Il neo sottosegretario alla presidenza del Consiglio, Graziano Delrio, appena insediato ha annunciato che il governo valuterà un “aumento delle tasse sulle rendite finanziarie”, in particolare sui Bot, che “al momento non sono in linea con la tassazione europea” (i titoli di Stato in portafoglio a sottoscrittori retail vengono infatti tassati al 12,5%, contro una media europea del 25 per cento). Dichiarazioni a cui era seguita una rapida ma confusa smentita da palazzo Chigi. Renzi ha poi confermato che “c’è spazio per aumentare la tassazione delle rendite finanziarie“, ma ha precisato che il provvedimento riguarderà “le rendite pure e non i Bot”.
Il governo sembra quindi avere le idee ancora confuse a riguardo, ma l’ipotesi di aumentare le tasse sulle rendite finanziarie è sul tavolo da tempo. Il 17 febbraio scorso, proprio nei giorni in cui Enrico Letta lasciava Palazzo Chigi, il finanziere Davide Serra – supporter e consigliere di Renzi – ha dichiarato che “è necessario alzare la tassazione sulle rendite finanziarie”, perché “è inaccettabile che un Paese tassi al 20% le rendite finanziarie mentre il lavoro è tassato al 45% e le imprese al 60 per cento”. E anche Filippo Taddei, responsabile economico del Pd, interpellato sul programma del governo Renzi, ha detto che “stiamo ragionando sul fatto di uniformare”, con un innalzamento, “la tassazione sulle rendite finanziarie“.
In questo caso si tratterebbe di un intervento sulle rendite finanziarie e non di una patrimoniale a tutto campo. Ma sarebbero compresi i titoli di Stato oppure no? E’ chiaro che escluderli non avrebbe giustificazione logica. Ma è altrettanto evidente che comprenderli potrebbe creare problemi in una materia delicata perché i titoli di Stato servono, per l’appunto, a finanziare lo Stato e buona parte di loro sono posseduti dagli italiani che, ad un certo punto, potrebbero decidere d’investirli diversamente.
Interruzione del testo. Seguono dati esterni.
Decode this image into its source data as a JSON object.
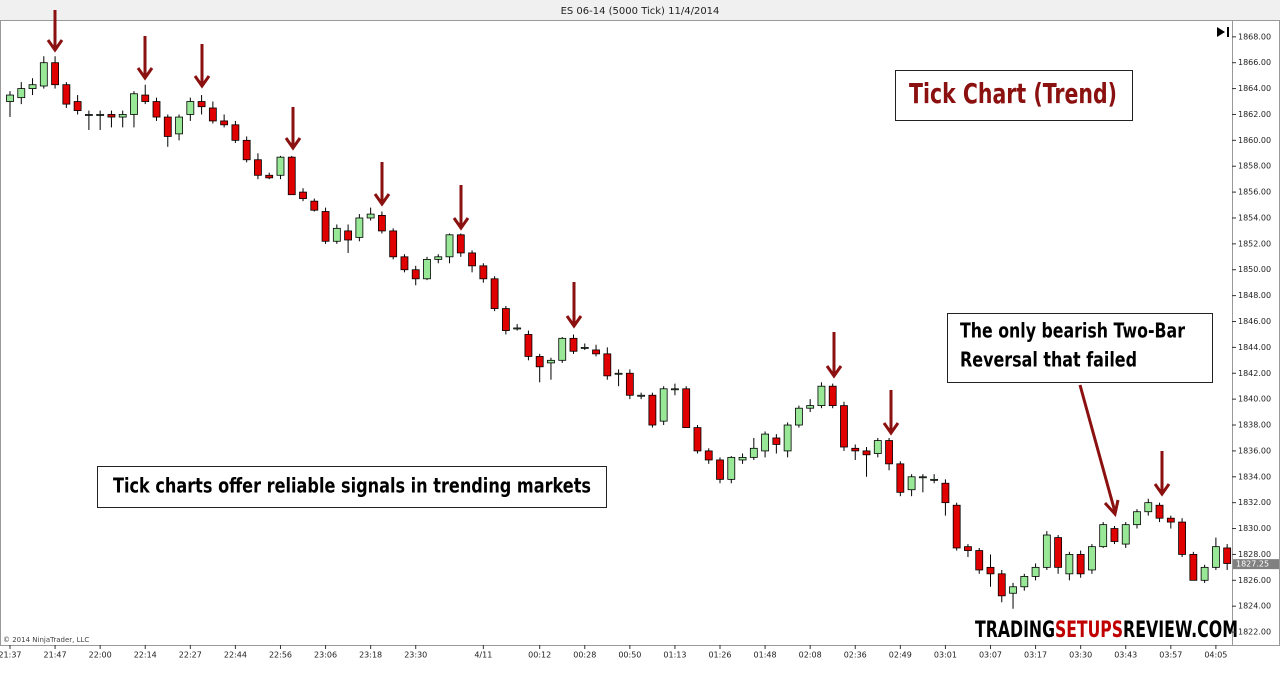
{
  "chart_data": {
    "type": "candlestick",
    "title": "ES 06-14 (5000 Tick)  11/4/2014",
    "annotations": {
      "heading": "Tick Chart (Trend)",
      "note": "Tick charts offer reliable signals in trending markets",
      "callout": [
        "The only bearish Two-Bar",
        "Reversal that failed"
      ],
      "watermark": [
        "TRADING",
        "SETUPS",
        "REVIEW.COM"
      ],
      "copyright": "© 2014 NinjaTrader, LLC"
    },
    "up_color": "#98e898",
    "down_color": "#e00000",
    "ylim": [
      1821,
      1869.3
    ],
    "yticks": [
      {
        "value": 1822,
        "label": "1822.00"
      },
      {
        "value": 1824,
        "label": "1824.00"
      },
      {
        "value": 1826,
        "label": "1826.00"
      },
      {
        "value": 1828,
        "label": "1828.00"
      },
      {
        "value": 1830,
        "label": "1830.00"
      },
      {
        "value": 1832,
        "label": "1832.00"
      },
      {
        "value": 1834,
        "label": "1834.00"
      },
      {
        "value": 1836,
        "label": "1836.00"
      },
      {
        "value": 1838,
        "label": "1838.00"
      },
      {
        "value": 1840,
        "label": "1840.00"
      },
      {
        "value": 1842,
        "label": "1842.00"
      },
      {
        "value": 1844,
        "label": "1844.00"
      },
      {
        "value": 1846,
        "label": "1846.00"
      },
      {
        "value": 1848,
        "label": "1848.00"
      },
      {
        "value": 1850,
        "label": "1850.00"
      },
      {
        "value": 1852,
        "label": "1852.00"
      },
      {
        "value": 1854,
        "label": "1854.00"
      },
      {
        "value": 1856,
        "label": "1856.00"
      },
      {
        "value": 1858,
        "label": "1858.00"
      },
      {
        "value": 1860,
        "label": "1860.00"
      },
      {
        "value": 1862,
        "label": "1862.00"
      },
      {
        "value": 1864,
        "label": "1864.00"
      },
      {
        "value": 1866,
        "label": "1866.00"
      },
      {
        "value": 1868,
        "label": "1868.00"
      }
    ],
    "last_price": 1827.25,
    "categories": [
      "21:37",
      null,
      null,
      null,
      "21:47",
      null,
      null,
      null,
      "22:00",
      null,
      null,
      null,
      "22:14",
      null,
      null,
      null,
      "22:27",
      null,
      null,
      null,
      "22:44",
      null,
      null,
      null,
      "22:56",
      null,
      null,
      null,
      "23:06",
      null,
      null,
      null,
      "23:18",
      null,
      null,
      null,
      "23:30",
      null,
      null,
      null,
      null,
      null,
      "4/11",
      null,
      null,
      null,
      null,
      "00:12",
      null,
      null,
      null,
      "00:28",
      null,
      null,
      null,
      "00:50",
      null,
      null,
      null,
      "01:13",
      null,
      null,
      null,
      "01:26",
      null,
      null,
      null,
      "01:48",
      null,
      null,
      null,
      "02:08",
      null,
      null,
      null,
      "02:36",
      null,
      null,
      null,
      "02:49",
      null,
      null,
      null,
      "03:01",
      null,
      null,
      null,
      "03:07",
      null,
      null,
      null,
      "03:17",
      null,
      null,
      null,
      "03:30",
      null,
      null,
      null,
      "03:43",
      null,
      null,
      null,
      "03:57",
      null,
      null,
      null,
      "04:05",
      null
    ],
    "open": [
      1863,
      1863.3,
      1864,
      1864.2,
      1866,
      1864.3,
      1863,
      1862,
      1862,
      1862,
      1861.8,
      1862,
      1863.5,
      1863,
      1861.8,
      1860.5,
      1862,
      1863,
      1862.5,
      1861.5,
      1861.2,
      1860,
      1858.5,
      1857.3,
      1857.3,
      1858.7,
      1856,
      1855.3,
      1854.5,
      1852.2,
      1853,
      1852.5,
      1854,
      1854.2,
      1853,
      1851,
      1850,
      1849.3,
      1850.8,
      1851,
      1852.7,
      1851.3,
      1850.3,
      1849.3,
      1847,
      1845.5,
      1845,
      1843.3,
      1842.8,
      1843,
      1844.7,
      1844,
      1843.8,
      1843.5,
      1842,
      1842,
      1840.3,
      1840.3,
      1838.3,
      1840.8,
      1840.8,
      1837.8,
      1836,
      1835.3,
      1833.8,
      1835.3,
      1835.5,
      1836,
      1837,
      1836,
      1838,
      1839.3,
      1839.5,
      1841,
      1839.5,
      1836.2,
      1836,
      1835.8,
      1836.8,
      1835,
      1833,
      1834,
      1833.8,
      1833.5,
      1831.8,
      1828.6,
      1828.3,
      1827,
      1826.5,
      1825,
      1825.5,
      1826.3,
      1827,
      1829.3,
      1826.5,
      1828,
      1826.8,
      1828.6,
      1830,
      1828.8,
      1830.3,
      1831.3,
      1831.8,
      1830.8,
      1830.5,
      1828,
      1826,
      1827,
      1828.5
    ],
    "high": [
      1863.8,
      1864.5,
      1864.8,
      1866.5,
      1866.5,
      1864.5,
      1863.5,
      1862.3,
      1862.3,
      1862.3,
      1862.3,
      1863.8,
      1864.3,
      1863.3,
      1862,
      1862,
      1863.3,
      1863.5,
      1863,
      1862,
      1861.5,
      1860.3,
      1859,
      1857.5,
      1858.8,
      1858.8,
      1856.3,
      1855.5,
      1854.8,
      1853.5,
      1853.5,
      1854.3,
      1854.8,
      1854.5,
      1853.2,
      1851.2,
      1850.3,
      1851,
      1851.2,
      1852.8,
      1852.8,
      1851.5,
      1850.5,
      1849.5,
      1847.2,
      1845.8,
      1845.3,
      1843.5,
      1843.2,
      1844.8,
      1845,
      1844.3,
      1844.2,
      1844,
      1842.3,
      1842.3,
      1840.5,
      1840.5,
      1841,
      1841.2,
      1841,
      1838,
      1836.2,
      1835.5,
      1835.6,
      1835.8,
      1837,
      1837.5,
      1837.3,
      1838.2,
      1839.5,
      1840,
      1841.3,
      1841.2,
      1839.8,
      1836.5,
      1836.3,
      1837,
      1837,
      1835.2,
      1834.2,
      1834.2,
      1834.2,
      1833.8,
      1832,
      1828.8,
      1828.5,
      1828,
      1826.8,
      1825.8,
      1826.5,
      1827.3,
      1829.8,
      1829.5,
      1828.2,
      1828.3,
      1828.8,
      1830.5,
      1830.2,
      1830.5,
      1831.5,
      1832.3,
      1832,
      1831,
      1830.8,
      1828.2,
      1827.2,
      1829.3,
      1828.8
    ],
    "low": [
      1861.8,
      1862.8,
      1863.5,
      1864,
      1864,
      1862.5,
      1862,
      1860.8,
      1860.8,
      1861,
      1861,
      1861,
      1862.8,
      1861.5,
      1859.5,
      1860,
      1861.5,
      1862,
      1861.3,
      1861,
      1859.8,
      1858.3,
      1857,
      1857,
      1857,
      1855.8,
      1855.3,
      1854.5,
      1852,
      1852,
      1851.3,
      1852.2,
      1853.8,
      1852.8,
      1850.8,
      1849.8,
      1848.8,
      1849.2,
      1850.5,
      1850.5,
      1851,
      1849.8,
      1849,
      1846.8,
      1845,
      1845.3,
      1843,
      1841.3,
      1841.5,
      1842.8,
      1843.5,
      1843.8,
      1843.3,
      1841.5,
      1841,
      1840,
      1840,
      1837.8,
      1838,
      1840.3,
      1837.8,
      1835.8,
      1835,
      1833.5,
      1833.5,
      1835,
      1835.3,
      1835.5,
      1835.8,
      1835.5,
      1837.8,
      1839,
      1839.3,
      1839.3,
      1836,
      1835.3,
      1834,
      1835.5,
      1834.5,
      1832.5,
      1832.5,
      1832.8,
      1833.5,
      1831,
      1828.3,
      1827.8,
      1826.5,
      1825.5,
      1824.3,
      1823.8,
      1825.2,
      1826,
      1826.8,
      1826.5,
      1826,
      1826.2,
      1826.5,
      1828.5,
      1828.8,
      1828.5,
      1830,
      1831,
      1830.5,
      1830,
      1827.8,
      1826,
      1825.8,
      1826.8,
      1826.8
    ],
    "close": [
      1863.5,
      1864,
      1864.3,
      1866,
      1864.3,
      1862.8,
      1862.3,
      1862,
      1862,
      1861.8,
      1862,
      1863.6,
      1863,
      1861.8,
      1860.3,
      1861.8,
      1863,
      1862.6,
      1861.5,
      1861.2,
      1860,
      1858.5,
      1857.3,
      1857.1,
      1858.7,
      1855.8,
      1855.5,
      1854.6,
      1852.2,
      1853.2,
      1852.3,
      1854,
      1854.3,
      1853,
      1851,
      1850,
      1849.3,
      1850.8,
      1851,
      1852.7,
      1851.3,
      1850.3,
      1849.3,
      1847,
      1845.3,
      1845.5,
      1843.3,
      1842.5,
      1843,
      1844.7,
      1843.7,
      1844,
      1843.5,
      1841.8,
      1842,
      1840.3,
      1840.3,
      1838,
      1840.8,
      1840.8,
      1837.8,
      1836,
      1835.3,
      1833.8,
      1835.5,
      1835.5,
      1836.2,
      1837.3,
      1836.5,
      1838,
      1839.3,
      1839.5,
      1841,
      1839.5,
      1836.3,
      1836,
      1835.7,
      1836.8,
      1835,
      1832.8,
      1834,
      1834,
      1833.8,
      1832,
      1828.5,
      1828.3,
      1826.8,
      1826.5,
      1824.8,
      1825.5,
      1826.3,
      1827,
      1829.5,
      1827,
      1828,
      1826.5,
      1828.6,
      1830.3,
      1829,
      1830.3,
      1831.3,
      1832,
      1830.8,
      1830.5,
      1828,
      1826,
      1827,
      1828.6,
      1827.3
    ]
  }
}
E allora la loro tassazione potrebbe risultare il classico autogoal.
Una patrimoniale ben diversa, e cioè a tutto campo, è quella nei pensieri di Fabrizio Barca, ministro per la coesione territoriale del governo Monti, che tra l’altro era uno dei candidati al ministero dell’Economia nel governo Renzi, particolarmente sostenuto da Carlo de Benedetti, come lui stesso ha confermando cadendo in uno scherzo telefonico organizzato da La Zanzara. “Se io dico che voglio fare una patrimoniale da 400 miliardi di euro, cosa che secondo me va fatta, tu cosa rispondi?”, ha detto parlando a un finto Nichi Vendola.
Ma la tentazione di mettere mano ai risparmi degli italiani riguarda anche qualche banchiere e qualche ex banchiere. Corrado Passera, in passato amministratore delegato di Intesa Sanpaolo, aveva infatti proposto una tassa patrimoniale del 2% su tutta la ricchezza immobiliare esclusa la prima casa, i depositi bancari e i titoli di Stato con un incasso stimato a 85 miliardi di euro nel Grande Piano di Rilancio che aveva preparato per Giorgio Napolitano durante l’estate del 2011, mentre il capo dello Stato stava sondando Mario Monti per l’incarico di premier. Passera ora ha cambiato idea perché ritiene prioritario lo sviluppo rispetto a una nuova, clamorosa stretta fiscale.
Più recentemente invece, alla fine del 2013, l’ex banchiere Pietro Modiano, attualmente presidente di Nomisma e ai vertici della società aeroportuale Sea, ha consigliato di applicare un prelievo una tantum del 10% sulla fascia più ricca della popolazione. Proposte simili sono arrivate dai sindacalisti Susanna Camusso, leader della Cgil, e da Maurizio Landini, ma anche dal magistrato Francesco Greco, procuratore aggiunto di Milano, secondo cui serve una patrimoniale, ma soltanto “per chi ha portato i soldi all’estero”.